I'm trying to follow these instructions to build a basic AWS image using Packer.io. But it is not working for me.
Here is my Template file:
{
"variables": {
"aws_access_key": "",
"aws_secret_key": ""
},
"builders": [{
"type": "amazon-ebs",
"access_key": "{{user `aws_access_key`}}",
"secret_key": "{{user `aws_secret_key`}}",
"region": "us-east-1",
"source_ami": "ami-146e2a7c",
"instance_type": "t2.micro",
"ssh_username": "ubuntu",
"ami_name": "packer-example {{timestamp}}",
# The following 2 lines don't appear in the tutorial.
# But I had to add them because it said this source AMI
# must be launched inside a VPC.
"vpc_id": "vpc-98765432",
"subnet_id": "subnet-12345678"
}]
}
You will notice that I had to deviate from the instructions by adding the two lines at the bottom (for VPC and subnets). This is because I kept getting the following error:
==> amazon-ebs: Error launching source instance: The specified instance type
can only be used in a VPC. A subnet ID or network interface
ID is required to carry out the request.
(VPCResourceNotSpecified)
That VPC and Subnet are temprorary ones that I manually had to create. But why should I have to do that? Why doesn't packer create those and then delete them like I see it creates a temporary security group and key-pair?
Furthermore, even after I add those two lines, it fails to create the AMI because it gets an SSH timeout. Why? I am having no trouble manually SSHing to other instances in this VPC. The temporary packer instance has InstanceState=Running, StatusChecks=2/2 and SecurityGroup that allows SSH from all over the world.
See the debug output of the packer command below:
$ packer build -debug -var 'aws_access_key=MY_ACCESS_KEY' -var 'aws_secret_key=MY_SECRET_KEY' packer_config_basic.json
Debug mode enabled. Builds will not be parallelized.
amazon-ebs output will be in this color.
==> amazon-ebs: Inspecting the source AMI...
==> amazon-ebs: Pausing after run of step 'StepSourceAMIInfo'. Press enter to continue.
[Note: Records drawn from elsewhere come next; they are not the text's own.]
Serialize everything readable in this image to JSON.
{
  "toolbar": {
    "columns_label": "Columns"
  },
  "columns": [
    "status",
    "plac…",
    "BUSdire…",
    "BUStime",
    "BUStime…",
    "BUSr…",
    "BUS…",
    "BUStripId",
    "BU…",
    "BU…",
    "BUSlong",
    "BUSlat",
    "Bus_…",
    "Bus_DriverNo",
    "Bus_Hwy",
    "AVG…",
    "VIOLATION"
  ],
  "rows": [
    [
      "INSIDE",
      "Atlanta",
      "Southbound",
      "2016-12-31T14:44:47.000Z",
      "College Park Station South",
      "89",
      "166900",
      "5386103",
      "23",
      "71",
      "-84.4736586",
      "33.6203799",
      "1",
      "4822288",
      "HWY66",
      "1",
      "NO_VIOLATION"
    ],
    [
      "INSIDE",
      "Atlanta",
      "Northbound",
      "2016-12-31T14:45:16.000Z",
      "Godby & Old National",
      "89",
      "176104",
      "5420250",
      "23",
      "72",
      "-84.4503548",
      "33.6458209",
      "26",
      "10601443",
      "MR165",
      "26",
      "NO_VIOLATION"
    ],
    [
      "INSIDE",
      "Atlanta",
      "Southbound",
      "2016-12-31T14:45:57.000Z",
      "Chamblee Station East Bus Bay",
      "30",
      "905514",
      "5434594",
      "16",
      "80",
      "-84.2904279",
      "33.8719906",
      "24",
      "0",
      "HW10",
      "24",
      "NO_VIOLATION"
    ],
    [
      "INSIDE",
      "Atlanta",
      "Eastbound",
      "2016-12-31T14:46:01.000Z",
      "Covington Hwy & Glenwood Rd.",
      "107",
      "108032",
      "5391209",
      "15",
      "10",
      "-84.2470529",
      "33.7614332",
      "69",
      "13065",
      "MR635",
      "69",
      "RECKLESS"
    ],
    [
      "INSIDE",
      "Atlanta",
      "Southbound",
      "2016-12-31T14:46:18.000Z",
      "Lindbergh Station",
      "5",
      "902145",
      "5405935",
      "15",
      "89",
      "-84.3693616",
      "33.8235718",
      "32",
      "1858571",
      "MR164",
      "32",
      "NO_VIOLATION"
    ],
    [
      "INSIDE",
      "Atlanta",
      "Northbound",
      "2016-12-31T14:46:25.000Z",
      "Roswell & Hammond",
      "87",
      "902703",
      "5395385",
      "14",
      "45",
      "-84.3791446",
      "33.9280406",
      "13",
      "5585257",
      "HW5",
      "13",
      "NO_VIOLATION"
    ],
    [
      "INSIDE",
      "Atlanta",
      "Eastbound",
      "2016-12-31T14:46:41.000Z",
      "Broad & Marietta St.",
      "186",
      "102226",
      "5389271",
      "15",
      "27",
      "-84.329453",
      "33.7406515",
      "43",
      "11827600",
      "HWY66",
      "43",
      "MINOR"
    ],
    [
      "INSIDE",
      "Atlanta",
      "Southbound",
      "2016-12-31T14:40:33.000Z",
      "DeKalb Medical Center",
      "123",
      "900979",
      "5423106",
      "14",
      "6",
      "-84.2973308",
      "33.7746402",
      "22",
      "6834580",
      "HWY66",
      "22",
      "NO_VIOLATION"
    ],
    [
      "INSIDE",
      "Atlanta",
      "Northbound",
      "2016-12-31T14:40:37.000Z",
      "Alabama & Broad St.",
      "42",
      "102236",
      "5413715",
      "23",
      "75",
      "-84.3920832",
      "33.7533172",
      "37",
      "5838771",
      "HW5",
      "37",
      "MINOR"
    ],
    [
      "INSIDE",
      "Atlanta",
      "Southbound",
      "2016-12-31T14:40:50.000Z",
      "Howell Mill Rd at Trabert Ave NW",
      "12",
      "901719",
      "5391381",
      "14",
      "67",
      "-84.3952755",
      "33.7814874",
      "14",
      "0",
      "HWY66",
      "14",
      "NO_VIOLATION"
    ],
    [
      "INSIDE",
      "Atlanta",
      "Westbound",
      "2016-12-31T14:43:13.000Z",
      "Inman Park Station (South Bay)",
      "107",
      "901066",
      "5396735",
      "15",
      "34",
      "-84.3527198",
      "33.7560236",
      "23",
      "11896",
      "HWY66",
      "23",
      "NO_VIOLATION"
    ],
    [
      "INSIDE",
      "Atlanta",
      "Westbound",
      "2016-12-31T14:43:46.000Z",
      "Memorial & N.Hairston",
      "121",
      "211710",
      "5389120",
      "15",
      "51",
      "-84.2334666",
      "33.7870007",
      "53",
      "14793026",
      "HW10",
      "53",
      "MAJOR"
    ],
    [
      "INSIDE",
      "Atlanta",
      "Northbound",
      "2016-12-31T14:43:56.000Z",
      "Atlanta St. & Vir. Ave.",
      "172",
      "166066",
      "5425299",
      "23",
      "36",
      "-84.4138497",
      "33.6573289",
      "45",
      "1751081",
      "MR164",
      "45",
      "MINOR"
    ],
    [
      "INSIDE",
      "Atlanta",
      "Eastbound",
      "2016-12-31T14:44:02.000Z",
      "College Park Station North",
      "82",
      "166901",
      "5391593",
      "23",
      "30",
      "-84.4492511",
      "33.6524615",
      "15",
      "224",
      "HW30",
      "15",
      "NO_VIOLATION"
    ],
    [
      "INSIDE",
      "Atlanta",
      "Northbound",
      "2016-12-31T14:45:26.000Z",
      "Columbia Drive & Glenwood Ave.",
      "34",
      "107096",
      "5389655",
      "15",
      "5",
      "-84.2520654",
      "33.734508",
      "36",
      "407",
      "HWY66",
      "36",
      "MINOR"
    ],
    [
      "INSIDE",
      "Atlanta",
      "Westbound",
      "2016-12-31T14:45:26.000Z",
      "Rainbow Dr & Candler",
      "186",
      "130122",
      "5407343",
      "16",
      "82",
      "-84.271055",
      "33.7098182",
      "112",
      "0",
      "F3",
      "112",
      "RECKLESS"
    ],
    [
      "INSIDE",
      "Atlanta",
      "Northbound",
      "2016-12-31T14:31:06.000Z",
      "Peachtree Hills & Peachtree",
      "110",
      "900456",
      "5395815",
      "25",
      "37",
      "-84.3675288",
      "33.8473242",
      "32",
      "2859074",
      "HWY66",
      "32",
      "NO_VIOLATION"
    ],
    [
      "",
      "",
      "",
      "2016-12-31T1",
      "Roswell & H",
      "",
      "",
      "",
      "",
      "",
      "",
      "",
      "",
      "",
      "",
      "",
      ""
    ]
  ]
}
==> amazon-ebs: Creating temporary keypair: packer 99999999-8888-7777-6666-555555555555
amazon-ebs: Saving key for debug purposes: ec2_amazon-ebs.pem
==> amazon-ebs: Pausing after run of step 'StepKeyPair'. Press enter to continue.
==> amazon-ebs: Creating temporary security group for this instance...
==> amazon-ebs: Authorizing SSH access on the temporary security group...
==> amazon-ebs: Pausing after run of step 'StepSecurityGroup'. Press enter to continue.
==> amazon-ebs: Launching a source AWS instance...
amazon-ebs: Instance ID: i-12345678
==> amazon-ebs: Waiting for instance (i-12345678) to become ready...
amazon-ebs: Private IP: 10.0.2.204
==> amazon-ebs: Pausing after run of step 'StepRunSourceInstance'. Press enter to continue.
==> amazon-ebs: Waiting for SSH to become available...
==> amazon-ebs: Timeout waiting for SSH.
==> amazon-ebs: Pausing before cleanup of step 'StepRunSourceInstance'. Press enter to continue.
==> amazon-ebs: Terminating the source AWS instance...
==> amazon-ebs: Pausing before cleanup of step 'StepSecurityGroup'. Press enter to continue.
==> amazon-ebs: Deleting temporary security group...
==> amazon-ebs: Pausing before cleanup of step 'StepKeyPair'. Press enter to continue.
==> amazon-ebs: Deleting temporary keypair...
==> amazon-ebs: Pausing before cleanup of step 'StepSourceAMIInfo'. Press enter to continue.
Build 'amazon-ebs' errored: Timeout waiting for SSH.
==> Some builds didn't complete successfully and had errors:
--> amazon-ebs: Timeout waiting for SSH.
==> Builds finished but no artifacts were created.
You're using t2.micro instance type, which can only run in a VPC environment (see T2 Instances).
Since you are in a VPC, by default all traffics is behind the firewall, so you'll need to setup a Security Groups to allow your IP to access the SSH port on that instance.
More easier way is to use m3.medium instance type, a bit expensive but it run everything quicker and you don't need to setup VPC/Security Groups at all.
make sure,1) internetgateway(active, not blackhole) is attached to the default vpc, where we are launching the instance, 2) and also check the route table, the route to internetgateway(current,not old) is present.